Bidding to tap future demand in the European electric-car market, LG Chem announced plans last month to build a $340mn battery assembly factory, the EU’s largest plant, in Wroclaw, Poland. Tesla Inc’s 35GW-h “gigafactory” in Nevada assembles battery packs from cells made by Panasonic.
A proviso for setting up European production is a commitment from carmakers to buy cells from the consortium, while the biggest commodity and chemical companies need to generate adequate savings, such as on coatings, to compete with Asia, said Machnig.
BASF AG, the world’s biggest chemical supplier to the automotive industry, said in a note to Bloomberg that it backs enhancing the “value chain in Europe” of electric-car batteries, based on motives of sustaining “leadership in profitability and technology.” The German company wasn’t more specific.
Slow progress in improving battery technology and competitiveness is holding up electric car sales, said Elmar Degenhart, chief executive officer of car-parts maker Continental AG, in a speech on Thursday in Berlin. “Right now, adequate battery-cell technology is lacking,among other things,” Degenhart said. He didn’t comment on the plans to create a European battery cell infrastructure.

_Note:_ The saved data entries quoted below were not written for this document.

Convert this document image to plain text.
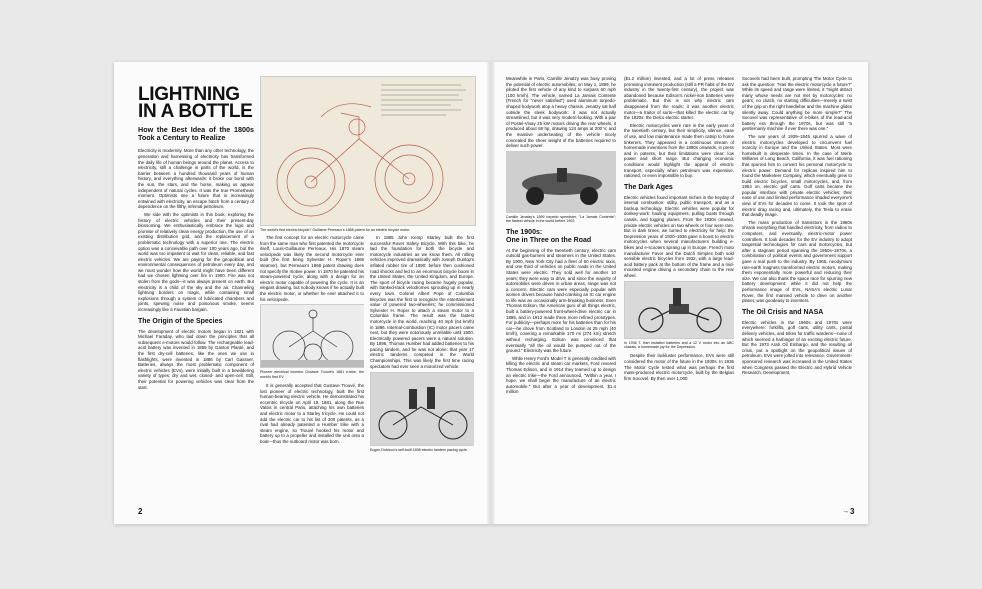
LIGHTNING
IN A BOTTLE
How the Best Idea of the 1800s Took a Century to Realize

Electricity is modernity. More than any other technology, the generation and harnessing of electricity has transformed the daily life of human beings around the planet. Access to electricity, still a challenge in parts of the world, is the barrier between a hundred thousand years of human history, and everything afterwards: it broke our bond with the sun, the stars, and the horse, making us appear independent of natural cycles. It was the true Promethean moment. Optimists see a future that is increasingly entwined with electricity, an escape hatch from a century of dependence on the filthy, infernal petroleum.

We side with the optimists in this book, exploring the history of electric vehicles and their present-day blossoming. We enthusiastically embrace the logic and promise of relatively clean energy production, the use of an existing distribution grid, and the replacement of a problematic technology with a superior one. The electric option was a conceivable path over 100 years ago, but the world was too impatient to wait for clean, reliable, and fast electric vehicles. We are paying for the geopolitical and environmental consequences of petroleum every day, and we must wonder how the world might have been different had we chosen lightning over fire in 1900. Fire was not stolen from the gods—it was always present on earth. But electricity is a child of the sky and the air. Channeling lightning borders on magic, while containing small explosions through a system of lubricated chambers and joints, spewing noise and poisonous smoke, seems increasingly like a Faustian bargain.

The Origin of the Species

The development of electric motors began in 1821 with Michael Faraday, who laid down the principles that all subsequent e-motors would follow. The rechargeable lead-acid battery was invented in 1859 by Gaston Planté, and the first dry-cell batteries, like the ones we use in flashlights, were invented in 1886 by Carl Gassner. Batteries, always the most problematic component of electric vehicles (EVs), were initially built in a bewildering variety of types: dry and wet, closed- and open-cell. Still, their potential for powering vehicles was clear from the start.

The world's first electric bicycle? Guillame Perreaux's 1868 patent for an electric bicycle motor.

The first concept for an electric motorcycle came from the same man who first patented the motorcycle itself, Louis-Guillaume Perreaux. His 1870 steam velocipede was likely the second motorcycle ever built (the first being Sylvester H. Roper's 1869 steamer), but Perreaux's 1868 patent drawing does not specify the motive power. In 1870 he patented his steam-powered cycle, along with a design for an electric motor capable of powering the cycle. It is an elegant drawing, but nobody knows if he actually built the electric motor, or whether he ever attached it to his velocipede.

Pioneer electrical inventor Gustave Trouvé's 1881 e-trike, the world's first EV.

It is generally accepted that Gustave Trouvé, the lost pioneer of electric technology, built the first human-bearing electric vehicle. He demonstrated his eccentric tricycle on April 19, 1881, along the Rue Valois in central Paris, attaching his own batteries and electric motor to a Starley tricycle. He could not add the electric car to his list of 300 patents, as a rival had already patented a Humber trike with a steam engine, so Trouvé hooked his motor and battery up to a propeller and installed the unit onto a boat—thus the outboard motor was born.

In 1885 John Kemp Starley built the first successful Rover Safety Bicycle. With this bike, he laid the foundation for both the bicycle and motorcycle industries as we know them. All rolling vehicles improved dramatically with Joseph Dunlop's inflated rubber tire of 1890: before then cushioned road shocks and led to an enormous bicycle boom in the United States, the United Kingdom, and Europe. The sport of bicycle racing became hugely popular, with banked-track velodromes sprouting up in nearly every town. Colonel Albert Pope of Columbia Bicycles was the first to recognize the entertainment value of powered two-wheelers; he commissioned Sylvester H. Roper to attach a steam motor to a Columbia frame. The result was the fastest motorcycle in the world, reaching 40 mph (64 km/h) in 1896. Internal-combustion (IC) motor pacers came next, but they were notoriously unreliable until 1900. Electrically powered pacers were a natural solution. By 1896, Thomas Humber had added batteries to his pacing tandem, and he was not alone: that year 17 electric tandems competed in the World Championships. This was likely the first time racing spectators had ever seen a motorized vehicle.

Eugen Dutrieux's self-built 1898 electric tandem pacing cycle.
2

Meanwhile in Paris, Camille Jenatzy was busy proving the potential of electric automobiles; on May 1, 1899, he piloted the first vehicle of any kind to surpass 60 mph (100 km/h). The vehicle, named La Jamais Contente (French for "never satisfied") used aluminum torpedo-shaped bodywork atop a heavy chassis. Jenatzy sat half outside the sleek bodywork: it was not actually streamlined, but it was very modern-looking. With a pair of Postel-Vinay 25 kW motors driving the rear wheels, it produced about 68 hp, drawing 124 amps at 200 V, and the massive underseating of the vehicle nicely concealed the sheer weight of the batteries required to deliver such power.

Camille Jenatzy's 1899 torpedo speedster, "La Jamais Contente"; the fastest vehicle in the world before 1902.
The 1900s:
One in Three on the Road

At the beginning of the twentieth century, electric cars outsold gas-burners and steamers in the United States. By 1900, New York City had a fleet of 60 electric taxis, and one third of vehicles on public roads in the United States were electric. They sold well for another 10 years; they were easy to drive, and since the majority of automobiles were driven in urban areas, range was not a concern. Electric cars were especially popular with women drivers because hand-cranking an IC car engine to life was an occasionally arm-breaking business. Even Thomas Edison, the American guru of all things electric, built a battery-powered front-wheel-drive electric car in 1895, and in 1912 made three more refined prototypes. For publicity—perhaps more for his batteries than for his car—he drove from Scotland to London at 25 mph (40 km/h), covering a remarkable 170 mi (274 km) stretch without recharging. Edison was convinced that eventually "all the oil would be pumped out of the ground." Electricity was the future.

While Henry Ford's Model T is generally credited with killing the electric and steam car markets, Ford revered Thomas Edison, and in 1914 they teamed up to design an electric trike—the Ford announced, "Within a year, I hope, we shall begin the manufacture of an electric automobile." But after a year of development, $1.4 million

($1.2 million) invested, and a lot of press releases promising imminent production (still a PR habit of the EV industry in the twenty-first century), the project was abandoned because Edison's nickel-iron batteries were problematic. But this is not why electric cars disappeared from the roads; it was another electric motor—a traitor of sorts—that killed the electric car by the 1920s: the Delco electric starter.

Electric motorcycles were rare in the early years of the twentieth century, but their simplicity, silence, ease of use, and low maintenance made them catnip to home tinkerers. They appeared in a continuous stream of homemade inventions from the 1890s onwards, in press and in patents, but their limitations were clear: low power and short range. But changing economic conditions would highlight the appeal of electric transport, especially when petroleum was expensive, rationed, or even impossible to buy.

The Dark Ages

Electric vehicles found important niches in the heyday of internal combustion: utility, public transport, and as a backup technology. Electric vehicles were popular for donkey-work: hauling equipment, pulling boats through canals, and tugging planes. From the 1930s onward, private electric vehicles on two wheels or four were rare. But in dark times, we turned to electricity for help; the Depression years of 1930–1936 gave a boost to electric motorcycles when several manufacturers building e-bikes and e-scooters sprang up in Europe. French moto manufacturer Favor and the Dutch Simplex both sold sensible electric bicycles from 1932, with a large lead-acid battery pack at the bottom of the frame and a mid-mounted engine driving a secondary chain to the rear wheel.

In 1936 T. Hart installed batteries and a 12 V motor into an ABC chassis, a homemade joy for the Depression.

Despite their lackluster performance, EVs were still considered the motor of the future in the 1930s. In 1936 The Motor Cycle tested what was perhaps the first mass-produced electric motorcycle, built by the Belgian firm Socovel. By then over 1,000

Socovels had been built, prompting The Motor Cycle to ask the question: "Has the electric motorcycle a future?" While its speed and range were limited, it "might attract many whose needs are not met by motorcycles: no gears, no clutch, no starting difficulties—merely a twist of the grip on the right handlebar and the machine glides silently away. Could anything be more simple?" The Socovel was representative of e-bikes of the lead-acid battery era through the 1970s, but was still "a gentlemanly machine if ever there was one."

The war years of 1939–1945 spurred a wave of electric motorcycles developed to circumvent fuel scarcity in Europe and the United States. Most were homebuilt in desperate times. In the case of Merle Williams of Long Beach, California, it was fuel rationing that spurred him to convert his personal motorcycle to electric power. Demand for replicas inspired him to found the Marketeer Company, which eventually grew to build electric bicycles, small motorcycles, and, from 1954 on, electric golf carts. Golf carts became the popular interface with private electric vehicles; their ease of use and limited performance shaded everyone's view of EVs for decades to come. It took the sport of electric drag racing and, ultimately, the Tesla to erase that deadly image.

The mass production of transistors in the 1960s shrank everything that handled electricity, from radios to computers, and eventually, electric-motor power controllers. It took decades for the EV industry to adopt tangential technologies for cars and motorcycles, but after a stagnant period spanning the 1950s–1970s, a combination of political events and government support gave a real push to the industry. By 1965, neodymium rare-earth magnets transformed electric motors, making them exponentially more powerful and reducing their size. We can also thank the space race for spurring new battery development: while it did not help the performance image of EVs, NASA's electric Lunar Rover, the first manned vehicle to drive on another planet, was goodeasy to inventers.

The Oil Crisis and NASA

Electric vehicles in the 1960s and 1970s were everywhere: forklifts, golf carts, utility carts, postal delivery vehicles, and trikes for traffic wardens—none of which seemed a harbinger of an exciting electric future. But the 1973 Arab Oil Embargo, and the resulting oil crisis, put a spotlight on the geopolitical issues of petroleum. EVs were jolted into relevance. Government-sponsored research was increased in the United States when Congress passed the Electric and Hybrid Vehicle Research, Development,

→ 3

Two of Germany’s biggest companies, Volkswagen and Robert Bosch, are weighing entry into the battery-cell market, raising questions over how their strategy might fit with the consortium plans. Bosch said it will decide early next year, while VW is planning a large-battery unit but hasn’t said whether it will make cells.
Two carmakers, one French and one German, have no interest in the consortium proposal, as they view battery cells as commodities that they can buy cheaply from Asia, said Machnig. Another German carmaker views the plan positively, he said, without elaborating.
LG Chem signage is displayed at the company’s plant at the Yeosu Industrial Complex in Yeosu, South Korea. Bidding to tap future demand in the European electric-car market, LG Chem has announced plans to build a $340mn battery assembly factory, the EU’s largest plant, in Wroclaw, Poland.